Pour finir, je dirais que c’est le livre d’un écrivain qui se situe dans «l’entre des langues» : et c’est littéralement la situation du poète. Son va-et-vient entre différentes cultures, différentes aires de mémoires, est une invitation à quitter la posture d’identité, de sédentarité, et à voir combien il est important de rester sensible à l’autre, à ce qu’il a à nous dire.
Yvan Guillemot
2012
Dans le cadre du festival Étonnants voyageurs, comme chaque année depuis sa création, la Maison Internationale des Poètes et des Écrivains de Saint-Malo organise une exposition et des rencontres en faveur de la poésie.
- Ce printemps 2012, l’invité est le poète allemand Reiner Kunze, accompagné de Gwenn Darras et Yvan Guillemot des éditions Calligrammes ainsi que de la traductrice Mireille Gansel et de La comédienne Céline Liger.
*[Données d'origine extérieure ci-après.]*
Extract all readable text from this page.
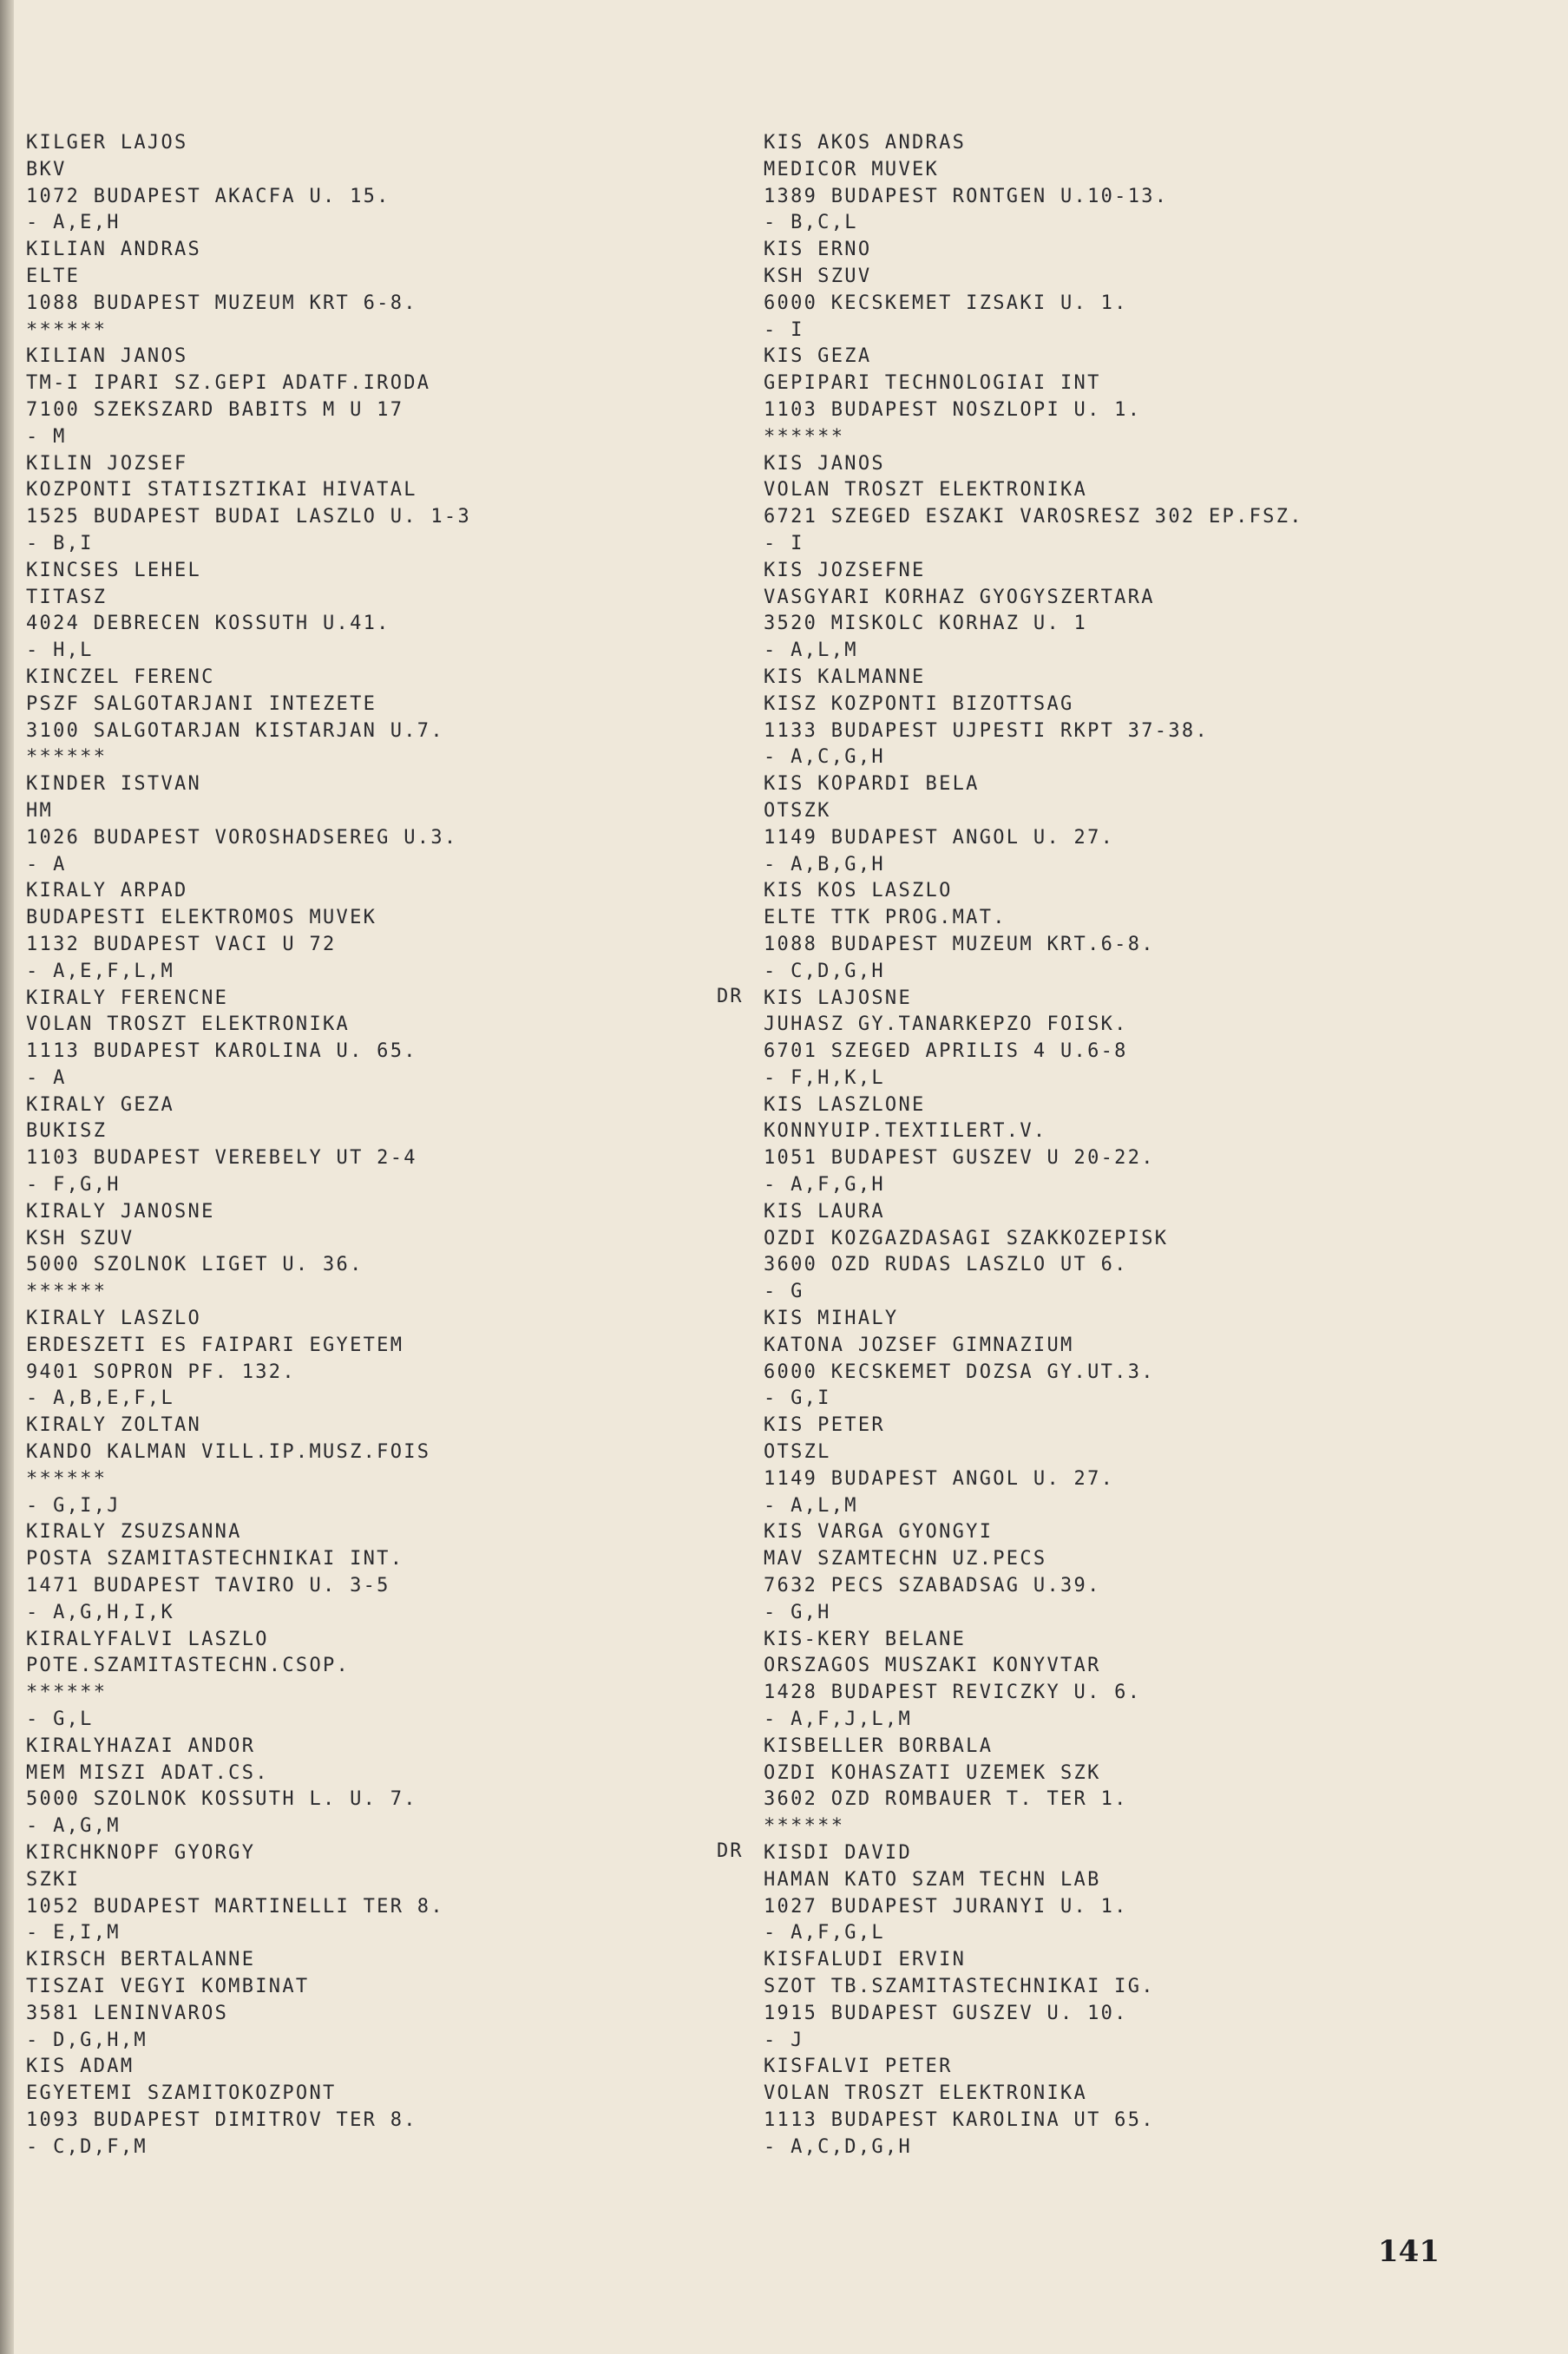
KILGER LAJOS
BKV
1072 BUDAPEST AKACFA U. 15.
- A,E,H
KILIAN ANDRAS
ELTE
1088 BUDAPEST MUZEUM KRT 6-8.
******
KILIAN JANOS
TM-I IPARI SZ.GEPI ADATF.IRODA
7100 SZEKSZARD BABITS M U 17
- M
KILIN JOZSEF
KOZPONTI STATISZTIKAI HIVATAL
1525 BUDAPEST BUDAI LASZLO U. 1-3
- B,I
KINCSES LEHEL
TITASZ
4024 DEBRECEN KOSSUTH U.41.
- H,L
KINCZEL FERENC
PSZF SALGOTARJANI INTEZETE
3100 SALGOTARJAN KISTARJAN U.7.
******
KINDER ISTVAN
HM
1026 BUDAPEST VOROSHADSEREG U.3.
- A
KIRALY ARPAD
BUDAPESTI ELEKTROMOS MUVEK
1132 BUDAPEST VACI U 72
- A,E,F,L,M
KIRALY FERENCNE
VOLAN TROSZT ELEKTRONIKA
1113 BUDAPEST KAROLINA U. 65.
- A
KIRALY GEZA
BUKISZ
1103 BUDAPEST VEREBELY UT 2-4
- F,G,H
KIRALY JANOSNE
KSH SZUV
5000 SZOLNOK LIGET U. 36.
******
KIRALY LASZLO
ERDESZETI ES FAIPARI EGYETEM
9401 SOPRON PF. 132.
- A,B,E,F,L
KIRALY ZOLTAN
KANDO KALMAN VILL.IP.MUSZ.FOIS
******
- G,I,J
KIRALY ZSUZSANNA
POSTA SZAMITASTECHNIKAI INT.
1471 BUDAPEST TAVIRO U. 3-5
- A,G,H,I,K
KIRALYFALVI LASZLO
POTE.SZAMITASTECHN.CSOP.
******
- G,L
KIRALYHAZAI ANDOR
MEM MISZI ADAT.CS.
5000 SZOLNOK KOSSUTH L. U. 7.
- A,G,M
KIRCHKNOPF GYORGY
SZKI
1052 BUDAPEST MARTINELLI TER 8.
- E,I,M
KIRSCH BERTALANNE
TISZAI VEGYI KOMBINAT
3581 LENINVAROS
- D,G,H,M
KIS ADAM
EGYETEMI SZAMITOKOZPONT
1093 BUDAPEST DIMITROV TER 8.
- C,D,F,M
KIS AKOS ANDRAS
MEDICOR MUVEK
1389 BUDAPEST RONTGEN U.10-13.
- B,C,L
KIS ERNO
KSH SZUV
6000 KECSKEMET IZSAKI U. 1.
- I
KIS GEZA
GEPIPARI TECHNOLOGIAI INT
1103 BUDAPEST NOSZLOPI U. 1.
******
KIS JANOS
VOLAN TROSZT ELEKTRONIKA
6721 SZEGED ESZAKI VAROSRESZ 302 EP.FSZ.
- I
KIS JOZSEFNE
VASGYARI KORHAZ GYOGYSZERTARA
3520 MISKOLC KORHAZ U. 1
- A,L,M
KIS KALMANNE
KISZ KOZPONTI BIZOTTSAG
1133 BUDAPEST UJPESTI RKPT 37-38.
- A,C,G,H
KIS KOPARDI BELA
OTSZK
1149 BUDAPEST ANGOL U. 27.
- A,B,G,H
KIS KOS LASZLO
ELTE TTK PROG.MAT.
1088 BUDAPEST MUZEUM KRT.6-8.
- C,D,G,H
DR KIS LAJOSNE
JUHASZ GY.TANARKEPZO FOISK.
6701 SZEGED APRILIS 4 U.6-8
- F,H,K,L
KIS LASZLONE
KONNYUIP.TEXTILERT.V.
1051 BUDAPEST GUSZEV U 20-22.
- A,F,G,H
KIS LAURA
OZDI KOZGAZDASAGI SZAKKOZEPISK
3600 OZD RUDAS LASZLO UT 6.
- G
KIS MIHALY
KATONA JOZSEF GIMNAZIUM
6000 KECSKEMET DOZSA GY.UT.3.
- G,I
KIS PETER
OTSZL
1149 BUDAPEST ANGOL U. 27.
- A,L,M
KIS VARGA GYONGYI
MAV SZAMTECHN UZ.PECS
7632 PECS SZABADSAG U.39.
- G,H
KIS-KERY BELANE
ORSZAGOS MUSZAKI KONYVTAR
1428 BUDAPEST REVICZKY U. 6.
- A,F,J,L,M
KISBELLER BORBALA
OZDI KOHASZATI UZEMEK SZK
3602 OZD ROMBAUER T. TER 1.
******
DR KISDI DAVID
HAMAN KATO SZAM TECHN LAB
1027 BUDAPEST JURANYI U. 1.
- A,F,G,L
KISFALUDI ERVIN
SZOT TB.SZAMITASTECHNIKAI IG.
1915 BUDAPEST GUSZEV U. 10.
- J
KISFALVI PETER
VOLAN TROSZT ELEKTRONIKA
1113 BUDAPEST KAROLINA UT 65.
- A,C,D,G,H
141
Nous vous proposerons une rencontre qui se fera plus particulièrement autour de l’ouvrageL’étang est ma table et des photographie du poète.
- Le point commun entre nos invités – outre le fait qu’ils s’étaient déjà réunis à Rennes aux Champs libres en 2009 au moment des vingt ans de la chute du mur de Berlin – est un même attachement à l’écriture poétique comme « acte de survie » et témoignage de la part existentielle. Que l’acte d’écrire (de traduire, publier ou lire en scène) soit une danse sur l’abîme et la beauté.
L’étang est ma table quand plus aucune table ne me retient.
Dessus j’étale ce qu’on peut à peine supporter
et vous les carpes koï, vous raturez, raturez, raturez.